Monday, November 30, 2009

Whitney's Philosophical Ponderings of the Day

Currently Reading: The Jesus I Never Knew by Philip Yancey

Quote That Sparked This: "...Jesus honored the dignity of people, whether he agreed with them or not."

This concept is one of the most compelling cases to me for Jesus' divinity—or at least other worldness. It is true that he offered dignity to the social outcast, religious fraud, thief, traitor, and friend alike. Who else is capable of such? I am certainly not. I am quick to judgment, definitely more so than an offering of love. How do I change this about myself? How do I make my first reaction to someone a feeling of love, or honoring dignity instead of taking offense at whatever may strike me in an odd manner? Can I simply train myself? The reaction just seems so instinctual.

What if upon every meeting or encounter, I ask myself: How can I extend love or honor dignity to this person? While this quest may be somewhat easy with chance encounters with strangers (a smile, compliment, word of encouragement, or act of mercy when something inconveniences me), what about the social outcast, religious fraud, thief, or traitor in my life?

There are two thoughts that assist me in overlooking someone's current faults and flaws: 1) God created this person, and as God's creation, this person is worthy of love and admiration. 2) This person was once someone's child, who was pure, innocent, full of hope, and completely reliant on others' mercy and care (i.e. vulnerable). The latter thought is often what I think about when I see people begging for money on street corners. I wonder what happened in life to get them to this place. Some mother (hopefully) loved this person—and this person was, at some time, unblemished. That train of thought usually breaks my heart (as I am sure it breaks God's heart), and leaves me sad. But it does make me feel sympathy, and some sort of love for the person.

Of course, these thoughts are always from the shelter of my car with locked doors. While I may be conjuring feelings of love, my doors are still locked, and I offer no money or assistance as I believe that won't really help the person. And then I drive away, never to think of that person again. So, I have not offered love or honored dignity. I don't think "it's the thought that counts" here.

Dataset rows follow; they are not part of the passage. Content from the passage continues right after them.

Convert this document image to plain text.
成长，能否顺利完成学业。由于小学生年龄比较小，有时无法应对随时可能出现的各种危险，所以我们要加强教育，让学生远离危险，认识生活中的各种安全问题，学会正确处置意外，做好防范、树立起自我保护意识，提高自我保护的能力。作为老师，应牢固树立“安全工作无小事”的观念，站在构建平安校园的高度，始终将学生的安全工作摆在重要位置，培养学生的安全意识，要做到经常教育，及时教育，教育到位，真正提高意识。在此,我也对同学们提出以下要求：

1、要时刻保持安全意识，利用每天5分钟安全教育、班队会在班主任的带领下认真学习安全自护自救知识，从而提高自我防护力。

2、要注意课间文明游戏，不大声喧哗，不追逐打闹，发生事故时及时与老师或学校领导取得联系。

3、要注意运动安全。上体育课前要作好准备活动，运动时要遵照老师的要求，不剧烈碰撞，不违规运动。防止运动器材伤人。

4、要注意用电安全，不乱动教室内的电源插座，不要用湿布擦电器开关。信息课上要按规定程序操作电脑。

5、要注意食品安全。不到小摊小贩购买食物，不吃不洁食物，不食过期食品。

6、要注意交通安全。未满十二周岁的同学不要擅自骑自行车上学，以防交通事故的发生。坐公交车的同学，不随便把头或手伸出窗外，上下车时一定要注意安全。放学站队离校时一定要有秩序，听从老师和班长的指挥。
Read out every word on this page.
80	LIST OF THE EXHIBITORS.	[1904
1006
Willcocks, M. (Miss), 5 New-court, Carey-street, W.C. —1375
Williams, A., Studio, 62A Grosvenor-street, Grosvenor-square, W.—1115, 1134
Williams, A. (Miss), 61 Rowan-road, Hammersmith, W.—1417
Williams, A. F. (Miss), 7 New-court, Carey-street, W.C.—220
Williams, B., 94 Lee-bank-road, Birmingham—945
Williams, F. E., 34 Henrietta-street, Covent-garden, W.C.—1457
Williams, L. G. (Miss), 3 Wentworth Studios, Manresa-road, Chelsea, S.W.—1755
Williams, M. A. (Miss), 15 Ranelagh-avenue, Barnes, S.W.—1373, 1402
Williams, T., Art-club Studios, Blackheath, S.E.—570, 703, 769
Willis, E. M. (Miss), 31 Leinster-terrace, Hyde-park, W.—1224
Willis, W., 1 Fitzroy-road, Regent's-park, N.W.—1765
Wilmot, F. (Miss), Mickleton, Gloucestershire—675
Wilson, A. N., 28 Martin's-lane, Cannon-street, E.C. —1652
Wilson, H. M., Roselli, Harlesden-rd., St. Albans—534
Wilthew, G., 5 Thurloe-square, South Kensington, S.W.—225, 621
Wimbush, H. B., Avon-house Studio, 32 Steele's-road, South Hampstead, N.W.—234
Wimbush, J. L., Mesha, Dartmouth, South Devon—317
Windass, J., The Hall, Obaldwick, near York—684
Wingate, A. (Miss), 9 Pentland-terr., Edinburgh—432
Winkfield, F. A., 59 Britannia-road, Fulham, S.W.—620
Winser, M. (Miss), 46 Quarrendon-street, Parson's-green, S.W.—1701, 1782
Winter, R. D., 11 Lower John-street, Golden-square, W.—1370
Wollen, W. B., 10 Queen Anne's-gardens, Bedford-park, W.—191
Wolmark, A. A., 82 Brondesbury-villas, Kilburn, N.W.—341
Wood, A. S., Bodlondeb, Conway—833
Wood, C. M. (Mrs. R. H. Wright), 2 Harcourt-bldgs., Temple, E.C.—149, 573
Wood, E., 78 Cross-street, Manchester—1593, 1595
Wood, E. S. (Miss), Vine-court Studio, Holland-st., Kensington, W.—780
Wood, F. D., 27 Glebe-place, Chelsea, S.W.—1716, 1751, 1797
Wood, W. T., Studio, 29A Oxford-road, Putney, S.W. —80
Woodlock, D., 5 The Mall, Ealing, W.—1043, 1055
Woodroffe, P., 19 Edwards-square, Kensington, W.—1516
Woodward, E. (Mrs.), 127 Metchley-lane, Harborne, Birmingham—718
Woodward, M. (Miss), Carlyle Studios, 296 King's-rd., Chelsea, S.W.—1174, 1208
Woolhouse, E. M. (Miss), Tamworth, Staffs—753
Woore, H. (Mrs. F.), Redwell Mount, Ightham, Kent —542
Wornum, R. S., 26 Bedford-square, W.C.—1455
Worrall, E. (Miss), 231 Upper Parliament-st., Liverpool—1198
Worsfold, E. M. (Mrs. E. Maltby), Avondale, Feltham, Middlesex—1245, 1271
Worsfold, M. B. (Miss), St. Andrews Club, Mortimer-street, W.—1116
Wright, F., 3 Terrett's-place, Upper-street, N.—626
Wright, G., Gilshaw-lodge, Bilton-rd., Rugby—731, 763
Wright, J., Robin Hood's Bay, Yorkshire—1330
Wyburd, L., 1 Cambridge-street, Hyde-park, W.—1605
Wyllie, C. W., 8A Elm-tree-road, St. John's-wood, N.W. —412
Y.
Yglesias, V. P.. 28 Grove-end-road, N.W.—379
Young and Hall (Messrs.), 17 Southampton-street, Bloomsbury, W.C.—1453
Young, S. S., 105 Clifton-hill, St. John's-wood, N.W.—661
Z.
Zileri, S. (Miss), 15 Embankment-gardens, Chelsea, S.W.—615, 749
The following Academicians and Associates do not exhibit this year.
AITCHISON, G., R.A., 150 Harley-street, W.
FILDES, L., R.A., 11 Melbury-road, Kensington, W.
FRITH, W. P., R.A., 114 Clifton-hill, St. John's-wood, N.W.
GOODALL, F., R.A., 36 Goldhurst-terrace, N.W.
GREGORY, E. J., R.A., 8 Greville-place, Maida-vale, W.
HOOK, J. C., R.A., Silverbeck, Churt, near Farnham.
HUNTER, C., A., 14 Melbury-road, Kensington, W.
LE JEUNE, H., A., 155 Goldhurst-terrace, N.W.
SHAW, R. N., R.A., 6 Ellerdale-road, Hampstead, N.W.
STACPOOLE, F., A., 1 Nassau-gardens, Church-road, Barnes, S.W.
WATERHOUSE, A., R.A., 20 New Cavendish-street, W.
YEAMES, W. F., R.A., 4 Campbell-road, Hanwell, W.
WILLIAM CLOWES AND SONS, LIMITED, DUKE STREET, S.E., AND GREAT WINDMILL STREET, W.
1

And then there are the people in my life whom I just don't like for one reason or another. I find him/her obnoxious, our politics or theology don't match up, they have done something I view as reprehensible. What then? With a stranger I can make up a past where they were once innocent and find that core to love. But with people we know whose cruelty, closed-mindedness, or arrogance blind-side us before we have a chance to try to center ourselves to offer love—what do we do with them?

And to take it to the extreme, what about Hitler... rapists... murderers? What of these persons who have imposed such evil upon other innocent people? How can we offer love in the face of such offenses? How can we offer love to a Hitler in the height of his power and pinnacle of his atrocities? And what role does justice play in this? My wise husband said, "Justice does not have to impart hatred." But can we truly "hate the sin and not the sinner"?

Is it possible to love everyone? Jesus offered the thief next to him on the cross a place in paradise. He even asked forgiveness for those who gruesomely nailed him to a hunk of wood—even as he painfully faced a horrifying and unjust death. How? How is that he did this? And how I am to emulate such a radical and gracious love?